Before I comment, circumcision in the Philippines is generally not like what we think of as circumcision. It is more an opening up of the foreskin through a dorsal slit than anything. It’s also a ritualistic transition from childhood to manhood, although it’s still forced on children. And the social pressure to circumcise is even more intense than it is in the United States.
Also, I have no idea if the boys in this story needed circumcision or not. I assume they didn’t, but the conditions they live in don’t exactly suggest that as an obvious assumption. The number of child circumcisions suggests, though, that there was more of a ritualistic “need” than a medical need. Obviously I oppose the former entirely, with condemnation for the latter only when less invasive treatments are ignored when treating a child.
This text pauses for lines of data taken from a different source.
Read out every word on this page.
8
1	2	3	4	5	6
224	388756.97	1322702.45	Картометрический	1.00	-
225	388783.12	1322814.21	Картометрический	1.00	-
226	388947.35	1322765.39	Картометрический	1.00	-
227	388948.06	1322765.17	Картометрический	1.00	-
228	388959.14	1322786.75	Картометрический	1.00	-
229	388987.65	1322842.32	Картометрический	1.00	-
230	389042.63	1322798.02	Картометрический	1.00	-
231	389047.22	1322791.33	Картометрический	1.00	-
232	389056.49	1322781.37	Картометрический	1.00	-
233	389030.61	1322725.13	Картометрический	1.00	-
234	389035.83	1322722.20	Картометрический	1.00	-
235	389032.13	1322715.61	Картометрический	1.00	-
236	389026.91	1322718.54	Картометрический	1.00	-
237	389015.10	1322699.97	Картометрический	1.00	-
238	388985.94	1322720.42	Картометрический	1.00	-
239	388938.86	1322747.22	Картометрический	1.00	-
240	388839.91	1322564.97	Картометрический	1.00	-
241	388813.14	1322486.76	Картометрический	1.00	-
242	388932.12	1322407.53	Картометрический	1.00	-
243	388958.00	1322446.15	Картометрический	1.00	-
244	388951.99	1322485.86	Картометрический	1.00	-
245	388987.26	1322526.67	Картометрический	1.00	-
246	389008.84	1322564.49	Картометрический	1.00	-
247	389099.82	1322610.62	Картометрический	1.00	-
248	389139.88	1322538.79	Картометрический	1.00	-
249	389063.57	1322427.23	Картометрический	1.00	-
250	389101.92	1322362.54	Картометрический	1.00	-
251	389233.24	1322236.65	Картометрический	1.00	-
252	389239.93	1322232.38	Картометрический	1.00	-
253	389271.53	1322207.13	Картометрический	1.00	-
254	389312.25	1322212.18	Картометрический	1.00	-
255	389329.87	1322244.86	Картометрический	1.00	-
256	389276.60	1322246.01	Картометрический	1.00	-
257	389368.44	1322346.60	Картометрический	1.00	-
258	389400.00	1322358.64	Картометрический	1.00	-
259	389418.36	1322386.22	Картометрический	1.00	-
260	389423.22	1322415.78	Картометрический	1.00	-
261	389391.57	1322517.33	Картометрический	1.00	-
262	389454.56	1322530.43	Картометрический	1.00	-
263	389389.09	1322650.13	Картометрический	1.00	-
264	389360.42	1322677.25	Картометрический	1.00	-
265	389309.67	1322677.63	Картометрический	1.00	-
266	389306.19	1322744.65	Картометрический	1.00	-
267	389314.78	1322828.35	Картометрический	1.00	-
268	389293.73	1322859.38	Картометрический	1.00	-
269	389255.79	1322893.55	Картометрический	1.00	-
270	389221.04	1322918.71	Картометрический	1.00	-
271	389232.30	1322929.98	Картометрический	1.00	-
To the story… This is something to joke about? “I wouldn’t let him cut on me…”, but it’s acceptable to cut on a child? One doesn’t have to grasp the ethical problem with the medically unnecessary circumcision of children to grasp that competence gained through extensive education should be a prerequisite for performing any surgery. There is a reason we won’t allow it in the United States. There are actual human – with rights – beings involved. Complications occur. What would someone have said if Tebow had made a mistake? Not that this story implies Tebow performed flawlessly on these people, but would an accidental amputation of the glans earned anything more than an “oops”?
I like to run with my intellectual curiosity, like most people. Yet, I’m capable of understanding that getting my jollies should still recognize the rights of others.